John was born in Belfast in 1838. Ten years later, at the height of the Irish famine, he left with his family and arrived in New York on the Nelson Village in 1848. His mother Martha gave birth to baby Mary at sea. In the census her birthplace is always listed as "born at sea" or "on the seas." An odd thing about John is that in every census he changed the birthplace of his parents. Sometimes he said Ireland, sometimes England and sometimes he said Martha was born in Scotland. The family were Scots-Irish Presbyterians from Northern Ireland. The Calverts went to Erie, Pennsylvania, settled on a farm that I think was rented. John's father Thomas went to work in a foundry and farmed. Five to seven years later the family headed for Wisconsin. The 1850 census finds them in Pennsylvania but they probably left for Wisconsin in the mid-50s. The family expanded from four children who arrived in 1848 to around a dozen by the 1860 census. John was gone from home by then. He headed south down the river working as a farm laborer. John Calvert married Mary Emma Gillam in Illinois on February 17, 1862. Ten days later he joined the 10th Illinois Cavalry, Company L in the Civil War. He was with the regiment until June of 1863. John Calvert saw action from the river (by which I always mean the Mississippi), to southwest Missouri and then east to Little Rock. He did not re-up with the company when they went to police New Orleans after Lincoln's assassination, but he was in the Illinois regiment at a time when they were sorely under- supplied. He likely had only a bayonet, but a pistol if he was lucky. The 10th Illinois Cavalry lost 290 men during its time fighting to preserve the Union; 262 of them died of disease.
After the war John lived with Emma until her death in 1886. They farmed in Illinois and later in Saverton. He married young Agnes in 1887.

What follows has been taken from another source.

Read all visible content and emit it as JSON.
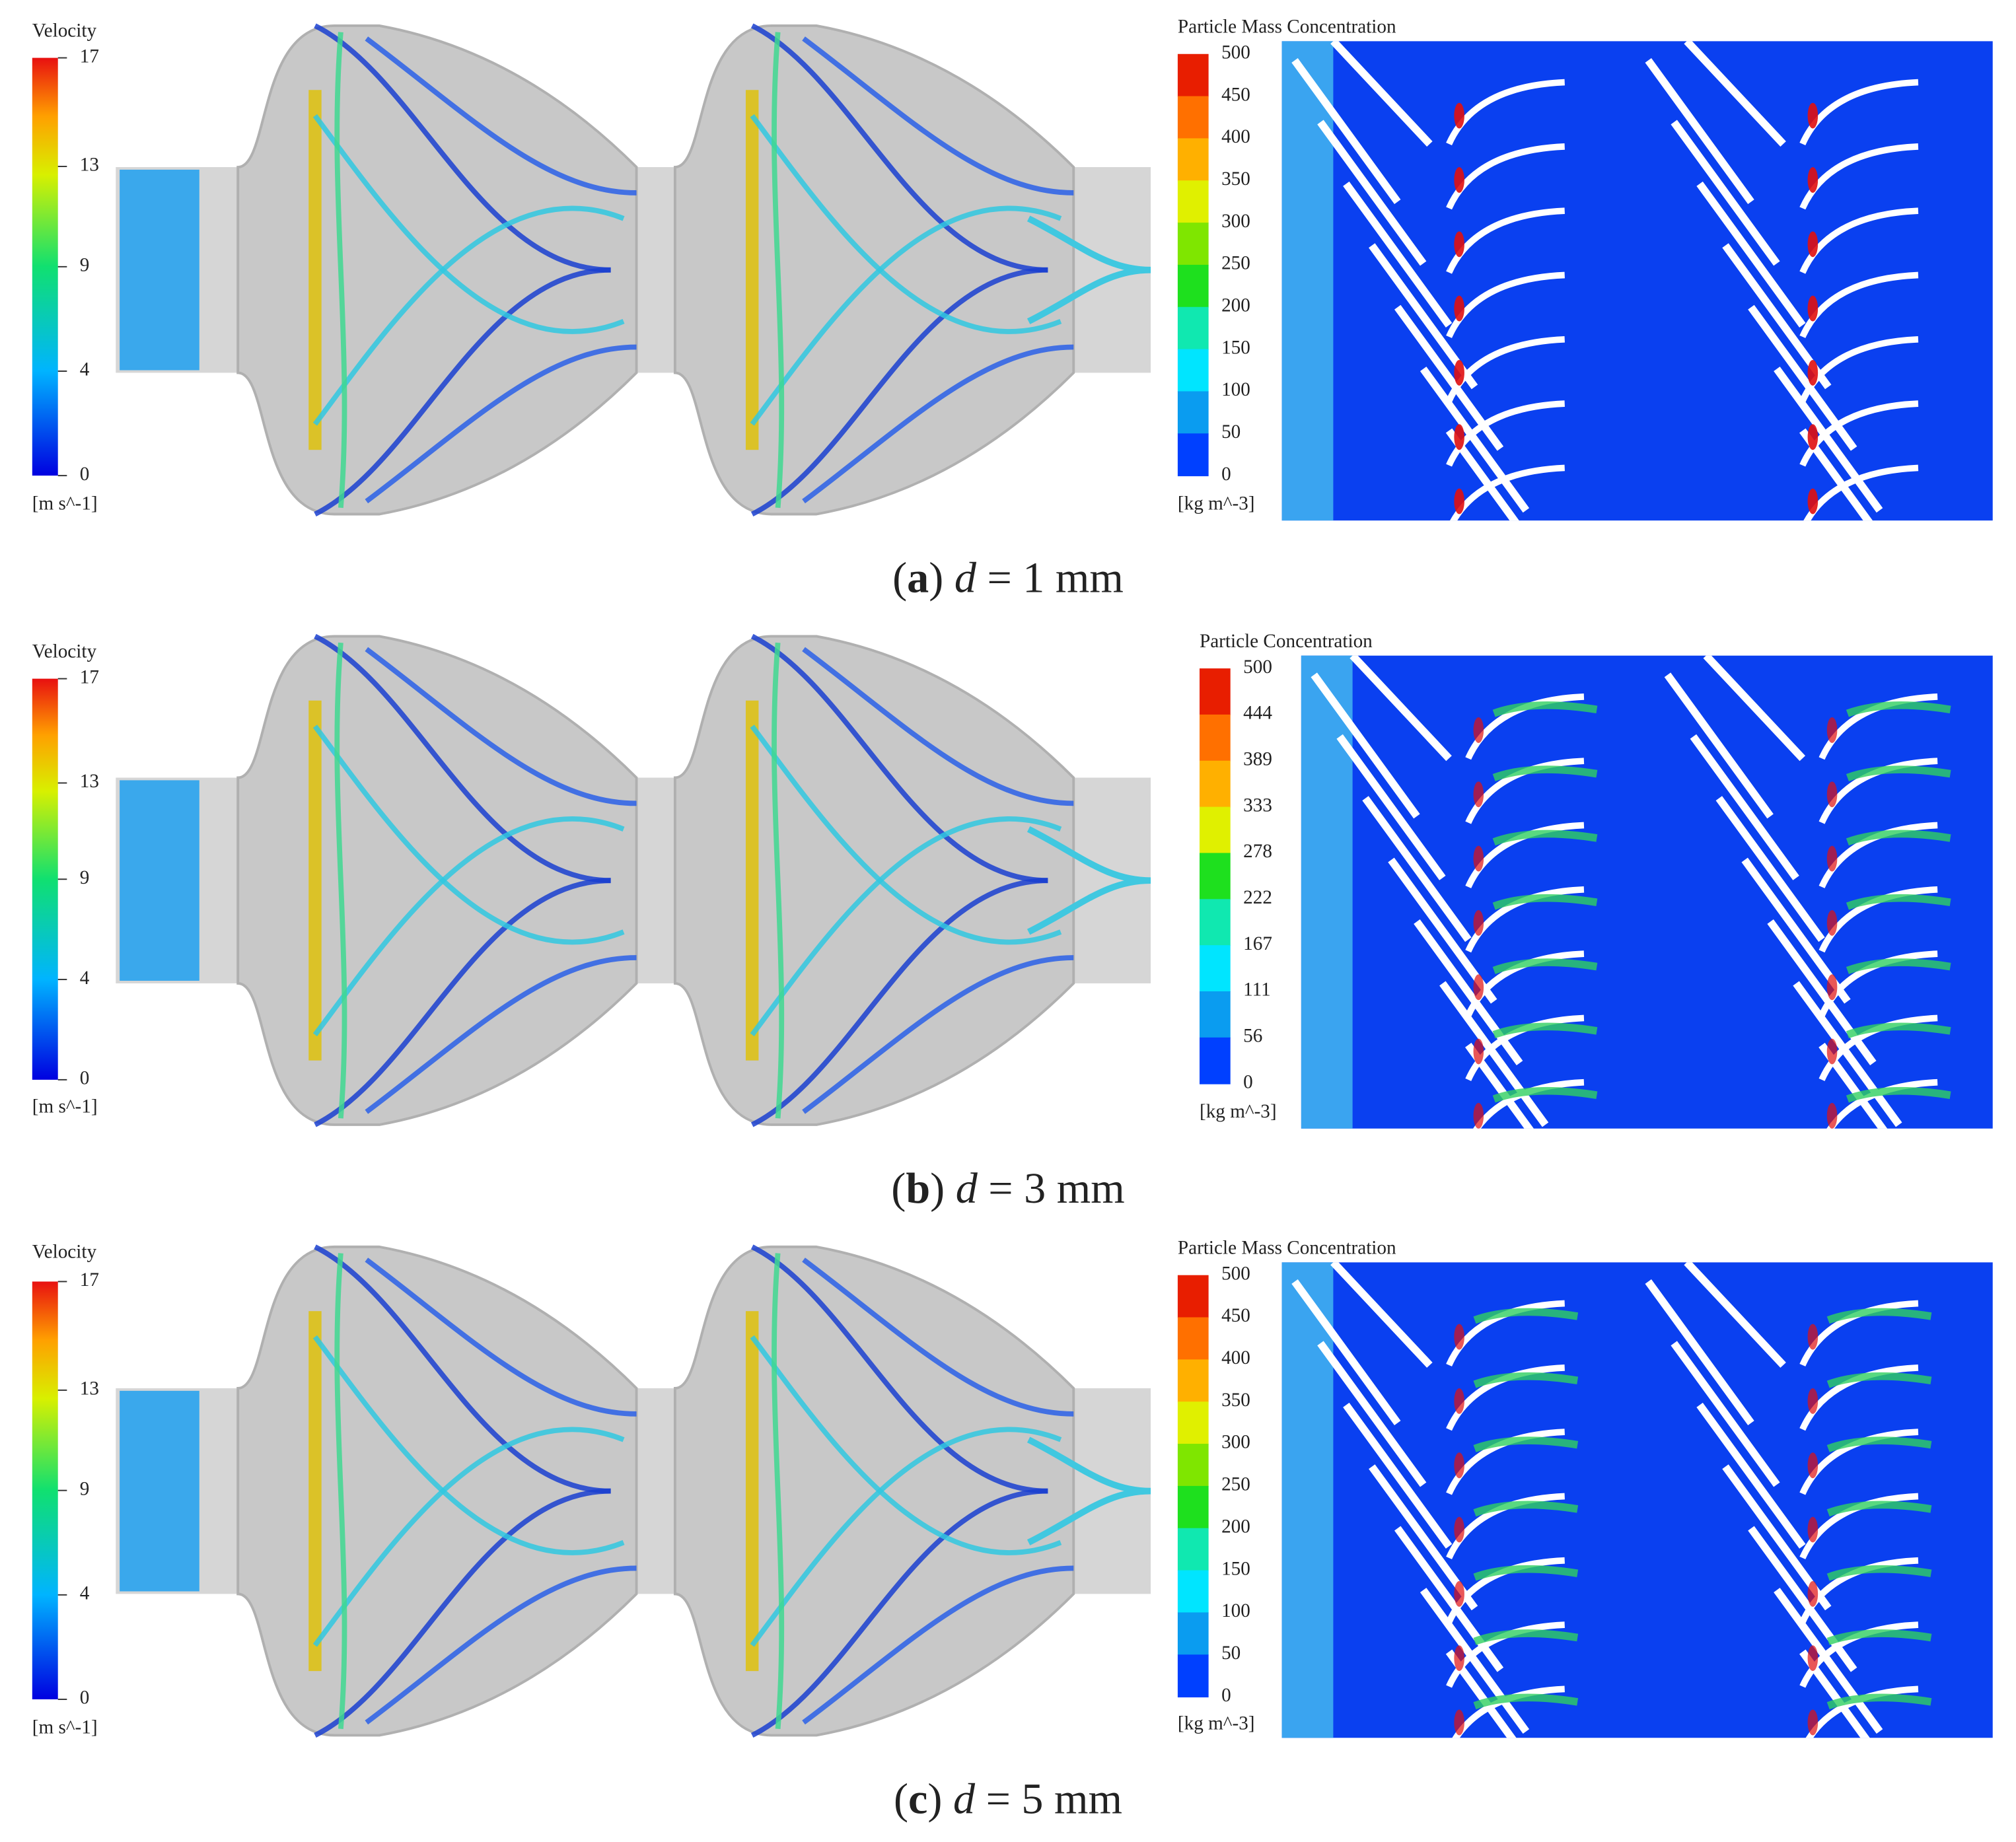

John lived to be in his nineties. The photo here may look very "American Gothic," but I like to look at the detail in the photo. The rack for hanging fish or small game, John's coat with the short sleeves, Agnes' apron. I met a distant cousin through my research. She still lives near Saverton. Her mother was married to Agnes' youngest brother. Each year they would go to John and Agnes' farm to pick strawberries and asparagus. The strawberry patch was situated on the banks of the river. A bumper crop of strawberries and asparagus tells me that John or Agnes or both were good gardeners; asparagus and strawberries take years of careful tending to be well established. Their life was likely not an Eden. They, like most family farmers, probably struggled every year to make a go of it. The garden, river and woods kept them fed even in tough times. The farm was sold by one of Vince's brothers, Mark I think, after Agnes died. These Calverts were farming at a time when family farms were seriously starting to dwindle. Though John's family were newcomers to the rural midwest, Agnes was one in a long, long history of Shrum farmers in the Mississippi river valley. Her ancestors began tilling the black river bottom soil in 1799 at Cape Girardeau; before Napoleon got the Louisiana Territory from the Spanish. That is very early for Euro-Americans to be in the river valley or anywhere in the Midwest. It means a lot of strawberries and asparagus, catfish suppers and autumn game. It means many good and bad corn harvests and a long line of family cows, hounds and babies. I know little more of these great grandparents yet, but I can feel them.